A phase I study by Dietz et al. investigated autologous mesenchymal stem cells applied in a bioabsorbable matrix to treat perianal fistulizing Crohn’s disease [30]. After 6 months, 10 of 12 patients (83%) showed clinical healing.

Patient selection is crucial to achieving optimal clinical outcomes. So far, the ideal patient for stem cell therapy has not been identified. Thus, we still need to obtain more data to predict treatment outcome more accurately.
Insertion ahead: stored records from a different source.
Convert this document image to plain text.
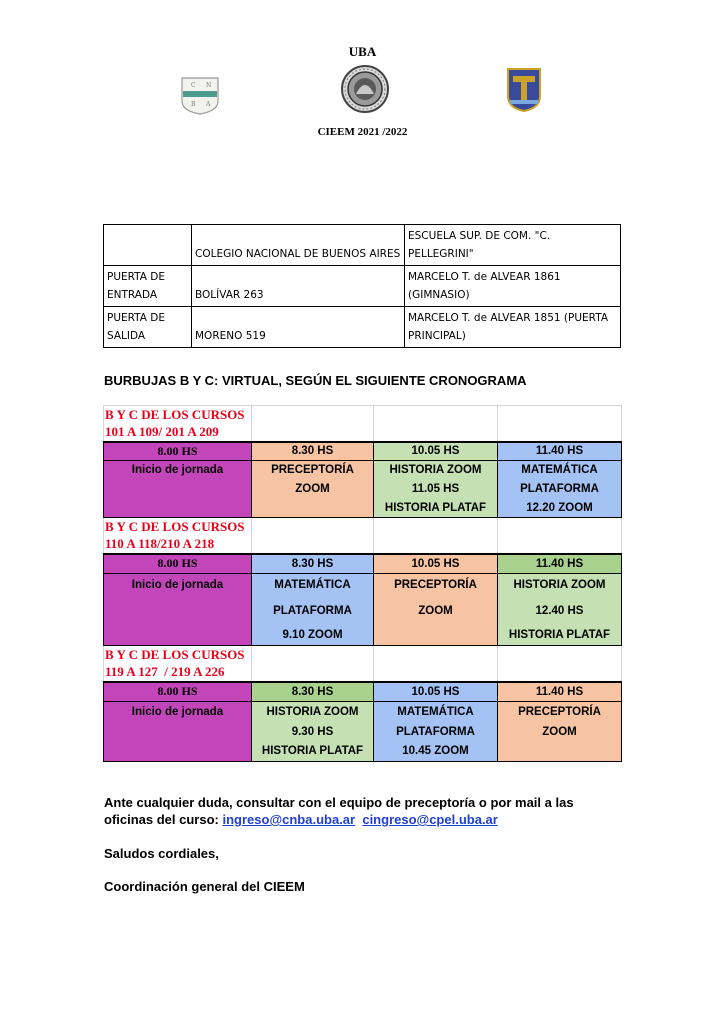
UBA
C N
B A
CIEEM 2021 /2022
	COLEGIO NACIONAL DE BUENOS AIRES	ESCUELA SUP. DE COM. "C. PELLEGRINI"
PUERTA DE ENTRADA	BOLÍVAR 263	MARCELO T. de ALVEAR 1861 (GIMNASIO)
PUERTA DE SALIDA	MORENO 519	MARCELO T. de ALVEAR 1851 (PUERTA PRINCIPAL)
BURBUJAS B Y C: VIRTUAL, SEGÚN EL SIGUIENTE CRONOGRAMA
B Y C DE LOS CURSOS
101 A 109/ 201 A 209			

8.00 HS	8.30 HS	10.05 HS	11.40 HS
Inicio de jornada	PRECEPTORÍA	HISTORIA ZOOM	MATEMÁTICA
	ZOOM	11.05 HS	PLATAFORMA
		HISTORIA PLATAF	12.20 ZOOM

B Y C DE LOS CURSOS
110 A 118/210 A 218			

8.00 HS	8.30 HS	10.05 HS	11.40 HS
Inicio de jornada	MATEMÁTICA	PRECEPTORÍA	HISTORIA ZOOM
	PLATAFORMA	ZOOM	12.40 HS
	9.10 ZOOM		HISTORIA PLATAF

B Y C DE LOS CURSOS
119 A 127  / 219 A 226			

8.00 HS	8.30 HS	10.05 HS	11.40 HS
Inicio de jornada	HISTORIA ZOOM	MATEMÁTICA	PRECEPTORÍA
	9.30 HS	PLATAFORMA	ZOOM
	HISTORIA PLATAF	10.45 ZOOM	
Ante cualquier duda, consultar con el equipo de preceptoría o por mail a las
oficinas del curso: ingreso@cnba.uba.ar cingreso@cpel.uba.ar
Saludos cordiales,
Coordinación general del CIEEM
The use of concomitant immunosuppressive therapies, the grade of proctitis or the number of existing fistula tracts remain important influencing parameters, which need to be addressed in future trials.

The main limitation of our study is the low number of patients; however, considering the high cost of the stem cell therapy and the lack of clinical data, we still believe that we can further provide important results to more clearly define the role of stem cells in perianal CD.

The study demonstrated the feasibility and safety of the application of mesenchymal stem cells in CD patients with complex anal fistulas. Clinical fistula closure can be expected in about half of the patients, treated with darvadstrocel.